Microsoft (R) Test Execution Command Line Tool Version 15.9.0
Copyright (c) Microsoft Corporation.  All rights reserved.

The following Tests are available:
    UnitTests.KeyGenerationTests.GenerationServiceTests.GenerateLongTest(min: -9223372036854775807, max: 3722052250456372)
    UnitTests.KeyGenerationTests.GenerationServiceTests.GenerateLongTest(min: 0, max: 2818886159009824)
    UnitTests.KeyGenerationTests.GenerationServiceTests.GenerateLongTest(min: 1234, max: 3070940396521188)
    UnitTests.KeyGenerationTests.GenerationServiceTests.GenerateLongTest(min: -4544123, max: 6717503777496228)

So, I can get the count with the following Powershell command line:

(dotnet vstest ...\Platform.UnitTests.dll -lt | Select-Object -Skip 4 | Measure-Object -Line).Lines

But is it the best way?

E.g. with NUnit I can get an xml file listing all the test cases and counting certain nodes (using XPath) gives us the count of NUnit test cases.
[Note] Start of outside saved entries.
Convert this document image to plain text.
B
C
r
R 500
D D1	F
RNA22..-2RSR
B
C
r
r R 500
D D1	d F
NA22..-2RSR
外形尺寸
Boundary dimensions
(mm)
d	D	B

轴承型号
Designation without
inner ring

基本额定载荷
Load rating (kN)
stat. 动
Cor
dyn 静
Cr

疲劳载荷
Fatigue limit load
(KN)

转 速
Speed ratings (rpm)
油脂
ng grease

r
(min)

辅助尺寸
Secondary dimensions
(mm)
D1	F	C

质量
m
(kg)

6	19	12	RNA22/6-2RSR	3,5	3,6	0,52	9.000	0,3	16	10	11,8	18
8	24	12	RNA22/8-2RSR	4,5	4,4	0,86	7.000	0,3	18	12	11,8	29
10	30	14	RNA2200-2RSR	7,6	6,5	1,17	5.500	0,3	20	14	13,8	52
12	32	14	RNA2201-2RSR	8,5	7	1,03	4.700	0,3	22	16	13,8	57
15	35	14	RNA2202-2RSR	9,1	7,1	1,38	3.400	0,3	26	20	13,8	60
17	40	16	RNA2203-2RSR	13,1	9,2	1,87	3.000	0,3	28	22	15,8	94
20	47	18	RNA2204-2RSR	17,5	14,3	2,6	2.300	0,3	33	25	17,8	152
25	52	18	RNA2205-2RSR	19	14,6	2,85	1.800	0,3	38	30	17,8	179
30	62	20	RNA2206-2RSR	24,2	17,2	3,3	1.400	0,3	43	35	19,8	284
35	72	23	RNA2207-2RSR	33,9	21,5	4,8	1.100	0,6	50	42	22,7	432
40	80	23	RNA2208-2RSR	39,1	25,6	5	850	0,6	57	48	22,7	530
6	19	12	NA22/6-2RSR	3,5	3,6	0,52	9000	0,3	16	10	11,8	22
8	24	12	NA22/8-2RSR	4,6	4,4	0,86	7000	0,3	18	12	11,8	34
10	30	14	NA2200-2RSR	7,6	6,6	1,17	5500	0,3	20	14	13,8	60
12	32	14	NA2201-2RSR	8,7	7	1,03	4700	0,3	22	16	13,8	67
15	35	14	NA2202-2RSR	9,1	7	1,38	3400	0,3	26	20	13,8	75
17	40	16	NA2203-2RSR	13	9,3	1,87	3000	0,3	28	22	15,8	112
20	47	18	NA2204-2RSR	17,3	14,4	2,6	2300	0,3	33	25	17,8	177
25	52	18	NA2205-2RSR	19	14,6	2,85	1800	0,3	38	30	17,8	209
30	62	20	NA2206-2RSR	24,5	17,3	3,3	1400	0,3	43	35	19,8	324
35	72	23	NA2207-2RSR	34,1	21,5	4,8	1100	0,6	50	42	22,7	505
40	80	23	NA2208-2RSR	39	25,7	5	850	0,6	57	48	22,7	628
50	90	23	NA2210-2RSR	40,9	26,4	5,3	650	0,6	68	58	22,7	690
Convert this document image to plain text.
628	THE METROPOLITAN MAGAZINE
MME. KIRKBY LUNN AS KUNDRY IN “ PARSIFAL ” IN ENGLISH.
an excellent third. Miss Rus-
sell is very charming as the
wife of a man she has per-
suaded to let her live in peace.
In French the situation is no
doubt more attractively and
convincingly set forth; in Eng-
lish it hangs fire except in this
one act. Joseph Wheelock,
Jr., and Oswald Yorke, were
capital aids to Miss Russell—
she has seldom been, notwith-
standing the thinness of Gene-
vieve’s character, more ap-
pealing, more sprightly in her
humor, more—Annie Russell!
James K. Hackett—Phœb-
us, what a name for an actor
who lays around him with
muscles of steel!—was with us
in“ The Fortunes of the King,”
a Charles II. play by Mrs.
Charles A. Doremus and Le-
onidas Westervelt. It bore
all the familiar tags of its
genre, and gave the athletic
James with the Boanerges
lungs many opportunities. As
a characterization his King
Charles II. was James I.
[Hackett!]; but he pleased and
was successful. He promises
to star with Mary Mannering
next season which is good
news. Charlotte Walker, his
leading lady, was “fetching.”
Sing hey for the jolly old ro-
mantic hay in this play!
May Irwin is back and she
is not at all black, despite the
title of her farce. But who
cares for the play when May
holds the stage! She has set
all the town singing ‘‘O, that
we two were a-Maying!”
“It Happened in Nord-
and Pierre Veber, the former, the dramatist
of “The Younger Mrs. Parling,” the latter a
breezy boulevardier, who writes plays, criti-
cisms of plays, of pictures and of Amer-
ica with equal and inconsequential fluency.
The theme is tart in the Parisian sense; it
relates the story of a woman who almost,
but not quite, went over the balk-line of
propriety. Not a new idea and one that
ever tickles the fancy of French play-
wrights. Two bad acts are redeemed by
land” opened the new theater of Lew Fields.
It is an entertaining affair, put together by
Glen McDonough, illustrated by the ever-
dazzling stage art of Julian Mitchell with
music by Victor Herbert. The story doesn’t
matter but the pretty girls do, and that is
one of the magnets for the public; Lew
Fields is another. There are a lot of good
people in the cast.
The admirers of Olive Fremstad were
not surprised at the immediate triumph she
I like this one much more, because it does not require me to parse the command output.

So, the question is - can we get the count of tests with vstest.console.exe without parsing the output?

P.S.

Purists might indicate that reading XML involves parsing it. I am fine with that kind of parsing.

Upvotes: 1

Views: 720

Answers (1)

Francis Dean
Francis Dean

Reputation: 2476

To clarify: not a full answer, but, in my case I wanted to find a way of checking for an absence of tests as part of an Azure DevOps pipeline (using dotnet test as part of a bash script).

dotnet test MySolution.sln --list-tests --verbosity=quiet --nologo | wc -l

The flags I used were list-tests to display the list of tests, verbosity=quiet and nologo flag (for good measure) to hide the junk, and piped the output into linux wordcount (wc), with the -l flag to count the number of lines.

This results in an output of 0 if there are no tests. If there are tests, then the count will be wrong as there is still some verbose output -therefore this solution will not offer a count of tests as per the questions, but may help anyone who stumbles across this question (as I did) whilst looking to check for a lack of tests.